Nous sommes à la fois excités et anxieux. C’est quand même quelque chose de formidable de jouer l’Espagne, un vrai cadeau de Noël, surtout au Maracana. On a aussi un peu peur car quand on connaît la valeur de l’Espagne et sa grande possession de la balle. Mais on prend ça avec beaucoup de bonheur.

Après la difficile défaite face au Nigeria (1-6), comment prépare-t-on ses joueurs à affronter le champion du monde?
J’essaie de mettre des situations dans la vie de groupe qui dépassent le cadre du foot. Les valeurs humaines sont essentielles dans la performance sportive. Par exemple, ce matin, j’ai associé à ma causerie des jeunes enfants des favelas en faisant entendre qu’ils sont dans des situations plus difficiles que nous et que nous avons la chance et le bonheur de jouer dans le plus beau stade du monde face à la meilleure équipe du monde. Si on peut partager, donner à ces jeunes garçons, à nous de le faire. Quand on donne, on reçoit toujours en retour. Ce sont des exemples de situations qui dépassent le cadre du football et donnent du sens aux valeurs sportives et humaines que nous devons avoir.

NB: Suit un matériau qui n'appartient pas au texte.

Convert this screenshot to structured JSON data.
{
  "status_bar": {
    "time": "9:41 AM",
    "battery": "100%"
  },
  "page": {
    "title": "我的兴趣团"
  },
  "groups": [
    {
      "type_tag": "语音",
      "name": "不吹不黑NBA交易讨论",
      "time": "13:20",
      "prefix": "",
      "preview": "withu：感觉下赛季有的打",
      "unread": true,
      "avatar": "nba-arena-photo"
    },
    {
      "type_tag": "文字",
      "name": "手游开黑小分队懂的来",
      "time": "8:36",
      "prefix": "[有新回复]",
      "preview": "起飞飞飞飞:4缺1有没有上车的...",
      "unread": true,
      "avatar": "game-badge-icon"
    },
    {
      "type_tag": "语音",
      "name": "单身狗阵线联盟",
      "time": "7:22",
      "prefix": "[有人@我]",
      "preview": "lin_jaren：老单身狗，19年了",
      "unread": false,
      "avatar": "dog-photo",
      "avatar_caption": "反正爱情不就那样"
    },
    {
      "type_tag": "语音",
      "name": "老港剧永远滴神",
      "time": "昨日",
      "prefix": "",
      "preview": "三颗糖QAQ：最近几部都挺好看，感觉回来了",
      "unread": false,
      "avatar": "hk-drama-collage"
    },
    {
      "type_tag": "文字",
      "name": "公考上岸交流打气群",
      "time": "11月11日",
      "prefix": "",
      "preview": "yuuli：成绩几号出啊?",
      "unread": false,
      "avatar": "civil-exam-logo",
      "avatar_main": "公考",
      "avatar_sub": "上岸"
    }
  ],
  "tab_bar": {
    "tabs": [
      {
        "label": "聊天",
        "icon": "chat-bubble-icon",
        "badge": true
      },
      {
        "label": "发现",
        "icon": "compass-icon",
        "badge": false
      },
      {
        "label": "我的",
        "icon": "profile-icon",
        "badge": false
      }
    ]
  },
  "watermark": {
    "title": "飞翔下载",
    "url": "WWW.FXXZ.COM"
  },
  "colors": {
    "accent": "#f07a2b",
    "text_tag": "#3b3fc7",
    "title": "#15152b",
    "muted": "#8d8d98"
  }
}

Quel est l’objectif sur un tel match?
Entre guillemets: limiter la casse. S’aguerrir, tenir sans prendre de buts sur une mi-temps. L’objectif, c’est en quelque sorte de réduire l’écart de la possession de la balle entre eux et nous. Maintenant, marquer un but, on l’a vu contre le Nigeria c’est quand même quelque chose d’historique… Si l’occasion se présente contre l’Espagne, je peux vous dire que ce sera plus qu’une victoire. A nous de faire le nécessaire et de jouer avec nos armes. Ils sont plus forts techniquement, tactiquement et athlétiquement. A nous de faire le nécessaire mentalement, de jouer avec notre cœur.

Si tout le reste de la compétition est aussi compliqué que la première rencontre, n’avez-vous pas peur que votre participation fasse plus de mal que de bien à l’équipe?
Non, on a intégré tout ça. On sait très bien qu’en venant ici, il y a un contraste entre notre football et le football de très haut niveau. Moi je veux tirer des enseignements de cette grosse expérience pour préparer le futur. Mon équipe a une moyenne d’âge de 25 ans et on ne s’est jamais dit qu’on allait gagner un match ici ou remporter la compétition. Notre objectif absolu, c’est de vraiment régner sur l’Océanie sur les dix prochaines années. C’est à ça que va servir cette Coupe des confédérations.